Concept

The signac framework is designed to simplify the generation, storage, and analysis of multidimensional data sets associated with large-scale, file-based computational studies. The framework consists of three Python packages: signac (core) maintains a file-based database; signac-flow allows users to specify workflows and submit operations to scheduling systems; signac-dashboard runs a local webserver to browse a signac project.

Generally speaking, in signac, collections of parameter values are jobs and are stored in a flat directory structure. Every job contains both the metadata (constant parameters like temperature, volume) and data (measurements), and the metadata are hashed to create the job’s directory name. This means that all data is uniquely addressable from the associated metadata. Consequently, any computational work that requires you to manage files and execute workflows may benefit from an integration with signac. Typical examples include hyperparameter optimization for machine learning applications and high-throughput screening of material properties with various simulation methods.

More specifically, the data model of signac assumes that the smallest unit to track is the parameter, which can take on different values, whether used as input for computer simulations or variables in an experiment. A set of parameters along with their values is a state point. This may specify the information needed to run code like a simulation, do a lab experiment, or specify model hyperparameters. The md5 hash of a state point uniquely defines a job, and all job data is stored in the corresponding job directory. The machinery of signac is designed to handle jobs in a flexible way.

With signac-flow, we define the process of generating and manipulating a specific data set as a sequence of operations on a job. Using this abstraction, signac can define workflows on an arbitrary signac project.

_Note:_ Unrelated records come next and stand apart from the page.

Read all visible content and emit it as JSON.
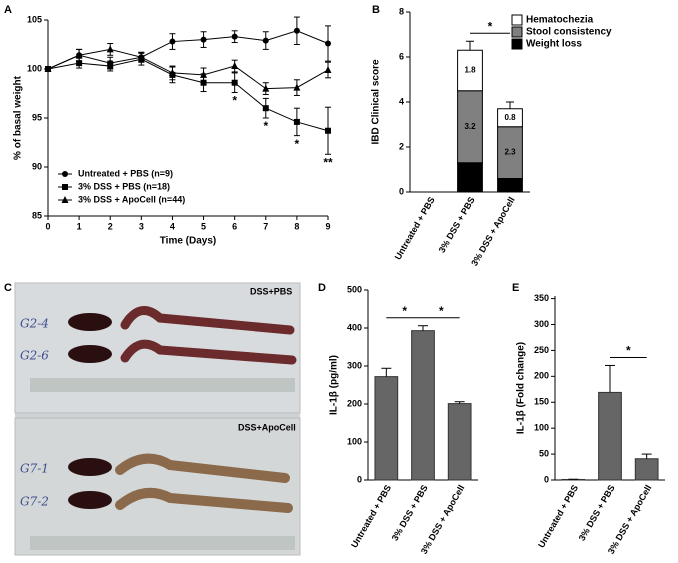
{
  "chart_data": [
    {
      "type": "line",
      "panel_label": "A",
      "xlabel": "Time (Days)",
      "ylabel": "% of basal weight",
      "x": [
        0,
        1,
        2,
        3,
        4,
        5,
        6,
        7,
        8,
        9
      ],
      "xlim": [
        0,
        9
      ],
      "xticks": [
        0,
        1,
        2,
        3,
        4,
        5,
        6,
        7,
        8,
        9
      ],
      "ylim": [
        85,
        105
      ],
      "yticks": [
        85,
        90,
        95,
        100,
        105
      ],
      "legend": "lower left",
      "series": [
        {
          "name": "Untreated + PBS (n=9)",
          "color": "#000000",
          "marker": "circle",
          "values": [
            100,
            101.4,
            100.6,
            101.2,
            102.8,
            103.0,
            103.3,
            102.9,
            103.9,
            102.6
          ],
          "errors": [
            0.2,
            0.6,
            0.6,
            0.5,
            0.8,
            0.8,
            0.6,
            0.9,
            1.4,
            1.8
          ]
        },
        {
          "name": "3% DSS + PBS (n=18)",
          "color": "#000000",
          "marker": "square",
          "values": [
            100,
            100.6,
            100.3,
            101.0,
            99.4,
            98.6,
            98.6,
            96.0,
            94.6,
            93.7
          ],
          "errors": [
            0.2,
            0.5,
            0.5,
            0.6,
            0.8,
            0.9,
            1.0,
            1.0,
            1.4,
            2.4
          ]
        },
        {
          "name": "3% DSS + ApoCell (n=44)",
          "color": "#000000",
          "marker": "triangle",
          "values": [
            100,
            101.4,
            102.0,
            101.2,
            99.6,
            99.4,
            100.3,
            98.0,
            98.1,
            99.9
          ],
          "errors": [
            0.2,
            0.6,
            0.6,
            0.5,
            0.7,
            0.7,
            0.6,
            0.6,
            0.8,
            0.8
          ]
        }
      ],
      "annotations": [
        {
          "text": "*",
          "x": 6
        },
        {
          "text": "*",
          "x": 7
        },
        {
          "text": "*",
          "x": 8
        },
        {
          "text": "**",
          "x": 9
        }
      ]
    },
    {
      "type": "stacked_bar",
      "panel_label": "B",
      "ylabel": "IBD Clinical score",
      "categories": [
        "Untreated + PBS",
        "3% DSS + PBS",
        "3% DSS + ApoCell"
      ],
      "ylim": [
        0,
        8
      ],
      "yticks": [
        0,
        2,
        4,
        6,
        8
      ],
      "legend": "upper right",
      "series": [
        {
          "name": "Weight loss",
          "color": "#000000",
          "values": [
            0,
            1.3,
            0.6
          ],
          "errors": [
            0,
            0.3,
            0.15
          ]
        },
        {
          "name": "Stool consistency",
          "color": "#808080",
          "values": [
            0,
            3.2,
            2.3
          ],
          "errors": [
            0,
            0.2,
            0.2
          ]
        },
        {
          "name": "Hematochezia",
          "color": "#ffffff",
          "values": [
            0,
            1.8,
            0.8
          ],
          "errors": [
            0,
            0.4,
            0.3
          ]
        }
      ],
      "annotations": [
        {
          "text": "*",
          "between": [
            1,
            2
          ]
        }
      ]
    },
    {
      "type": "bar",
      "panel_label": "D",
      "ylabel": "IL-1β (pg/ml)",
      "categories": [
        "Untreated + PBS",
        "3% DSS + PBS",
        "3% DSS + ApoCell"
      ],
      "ylim": [
        0,
        500
      ],
      "yticks": [
        0,
        100,
        200,
        300,
        400,
        500
      ],
      "color": "#666666",
      "values": [
        272,
        393,
        201
      ],
      "errors": [
        22,
        13,
        5
      ],
      "annotations": [
        {
          "text": "*",
          "between": [
            0,
            1
          ]
        },
        {
          "text": "*",
          "between": [
            1,
            2
          ]
        }
      ]
    },
    {
      "type": "bar",
      "panel_label": "E",
      "ylabel": "IL-1β (Fold change)",
      "categories": [
        "Untreated + PBS",
        "3% DSS + PBS",
        "3% DSS + ApoCell"
      ],
      "ylim": [
        0,
        355
      ],
      "yticks": [
        0,
        50,
        100,
        150,
        200,
        250,
        300,
        350
      ],
      "color": "#666666",
      "values": [
        1,
        169,
        41
      ],
      "errors": [
        0.5,
        52,
        9
      ],
      "annotations": [
        {
          "text": "*",
          "between": [
            1,
            2
          ]
        }
      ]
    }
  ],
  "photo": {
    "panel_label": "C",
    "top_label": "DSS+PBS",
    "bottom_label": "DSS+ApoCell",
    "sample_labels": [
      "G2-4",
      "G2-6",
      "G7-1",
      "G7-2"
    ]
  }
}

Overview of the signac framework. When a signac project is initialized, a workspace/ directory is created. Each job is uniquely identified by its state point, a unique dictionary that contains relevant parameters describing the job. The workspace holds a directory for each job, containing JSON files that store the state point and job document. The job directory name is a hash of the state point’s contents. Here, the init.py file initializes an empty project and adds one job with state point {"t": 1}. Next, users define a workflow using a subclass of signac-flow’s FlowProject. The workflow shown has three operations (simulate, analyze, visualize) that, when executed, produce two new files results.txt and plot.png in the job directory.